The Dutch tax framework enables the structuring of a tax efficient securitisation transaction. For instance, where the receivables remain on the balance sheet of the originator, the transfer of the receivables to the issuing vehicle in the process of the securitisation is generally not considered as a transfer for tax purposes either. Furthermore, since securitisation transactions are generally viewed by the tax authorities as risk free financing transactions, the income received by securitisation vehicles is not (materially) taxed at the issuer level. In many cases clarity on tax consequences is obtained beforehand from the Dutch tax authorities by way of a tax ruling.
A number of specific tax related issues are relevant for holders of notes issued by Dutch securitisation vehicles.
Generally, payments of interest and principal by the Dutch issuer under the notes can be made free of withholding or deduction of or for any taxes imposed, levied, withheld or assessed by the Netherlands or any political subdivision or taxing authority thereof or therein.
Taxes on Income and Capital Gains
A holder of notes will generally not be subject to any Dutch taxes on income or capital gains in respect of the notes, including such tax on any payment under the notes or in respect of any gain realised on the disposal, deemed disposal or exchange of the notes, provided that the noteholder is not a (deemed) tax resident of the Netherlands or is subject to Dutch tax by virtue of having a permanent establishment (vaste inrichting), a permanent representative (vaste vertegenwoordiger) taxable in the Netherlands.
A holder of notes will also not be subject to taxation in the Netherlands by reason only of the execution, delivery and/or enforcement of the transaction documents and the issue of the notes or the performance by the issuer of its obligations there under or under the notes.
Value Added Tax
There is no Dutch value added tax payable by a holder of notes in respect of payments in consideration for the acquisition of notes, payments of interest or principal under the notes, or payments in consideration for the disposal of notes.
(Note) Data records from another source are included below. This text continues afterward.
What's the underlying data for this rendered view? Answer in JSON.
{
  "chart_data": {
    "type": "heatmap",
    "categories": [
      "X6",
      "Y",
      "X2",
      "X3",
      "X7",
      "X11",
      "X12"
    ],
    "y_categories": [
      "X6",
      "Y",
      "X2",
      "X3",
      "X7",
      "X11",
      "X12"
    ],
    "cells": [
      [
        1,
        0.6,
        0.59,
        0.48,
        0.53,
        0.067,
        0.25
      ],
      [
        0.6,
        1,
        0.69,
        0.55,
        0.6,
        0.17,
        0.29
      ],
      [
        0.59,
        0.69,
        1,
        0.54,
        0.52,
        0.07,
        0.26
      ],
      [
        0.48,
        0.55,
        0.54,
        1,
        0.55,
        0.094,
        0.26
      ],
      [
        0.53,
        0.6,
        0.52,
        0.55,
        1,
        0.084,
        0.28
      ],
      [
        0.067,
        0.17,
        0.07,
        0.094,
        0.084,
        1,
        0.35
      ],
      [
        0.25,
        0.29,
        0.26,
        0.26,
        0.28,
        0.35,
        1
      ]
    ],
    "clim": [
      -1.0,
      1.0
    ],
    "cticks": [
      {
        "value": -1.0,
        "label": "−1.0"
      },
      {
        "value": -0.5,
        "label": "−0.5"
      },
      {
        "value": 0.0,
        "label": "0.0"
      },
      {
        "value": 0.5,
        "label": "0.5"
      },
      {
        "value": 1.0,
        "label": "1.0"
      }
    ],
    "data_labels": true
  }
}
The value added tax implications of any services to be provided to the issuing vehicle will merit careful consideration as not all fees payable in respect of those services may be subject or exempt from value added tax. Consequently, the issuing vehicle may not always be able to recover the input value added tax it incurs in full, whereby any such irrecoverable value added tax may become a cost to the transaction.
FATCA and CRS
As part of a global push towards tax transparency, the Netherlands have enacted legislation in respect of FATCA and the CRS, both of which relate to a reporting obligation by and for financial institutions (with the FATCA rules reflecting the US approach and CRS the standard put forward by the OECD). As part of that legislation, entities that are (deemed to be) a financial institution are subject to particular reporting obligations. Where an issuer of a securitisation is considered such a financial institution, the issuer may require noteholders or other transaction parties to provide, any information regarding their and, in certain circumstances, their controlling persons’ tax status, identity or residence in order to satisfy its reporting requirements which the Issuer may have as a result of CRS and FATCA. Any such information may then be disclosed by the Issuer to the Dutch tax authorities. The Dutch tax authorities will exchange any such information pursuant to the rules implemented FATCA and CRS with the tax authorities of other participating jurisdictions, as applicable.
Generally, no Dutch registration tax, capital tax, custom duty, transfer tax, stamp duty or any other similar documentary tax or duty, other than court fees, will be payable in the Netherlands in respect of or in connection with the execution, delivery and/or enforcement by legal proceedings of the transaction documents.